Fish Habitat Management: “Cover” Your Waterbody

by: SOLitude Lake Management   |   Feb 09, 2017

Written by Industry Expert Paul Dorsett, Fisheries Biologist and Territory Leader

How to Create a Better Aquatic Habitat for Your Fish

1_Fish Cover e-1.jpgThere’s an old adage that states, “Ninety percent of fish live in ten percent of the water.” This statement has more truth than most realize. Fish move throughout their environment for a variety of reasons including spawning, optimizing their temperature, feeding, and avoiding predators. For “lie in wait” predators and many baitfish species, these movements are mostly relegated to being in or around the desired cover at varying depths. The availability of quality fish cover and the fishes’ desired depths will determine which 10% of the aquatic environment the fish choose to live in at any point in time. Therefore, placement of the right amount of cover at the appropriate depths should be a major objective of a lake or pond owner’s habitat improvement projects.

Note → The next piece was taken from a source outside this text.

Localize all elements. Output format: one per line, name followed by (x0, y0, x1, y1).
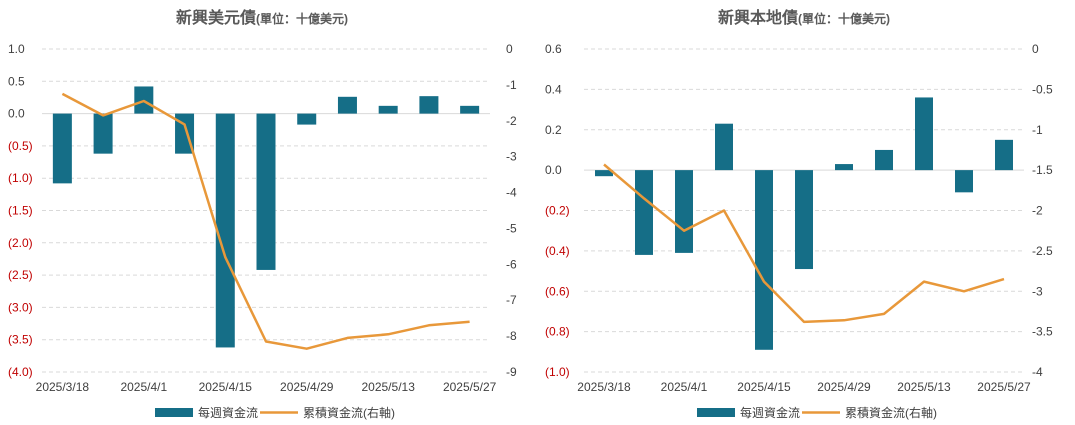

For the purposes of this article, I’ll limit discussion to the non-living cover that can be placed in a waterbody to provide cover for your fish. The first consideration in choosing cover type is the physical make-up of this cover with respect to its suitability for both forage fish and predator species. Baitfish tend to prefer large dense cover that offers the tight interstitial spaces and volume needed to protect them from predators. Larger predator species, however, prefer less dense cover with larger interstitial spaces that provide them a place to “loaf” while they await prey to make “their last mistake.”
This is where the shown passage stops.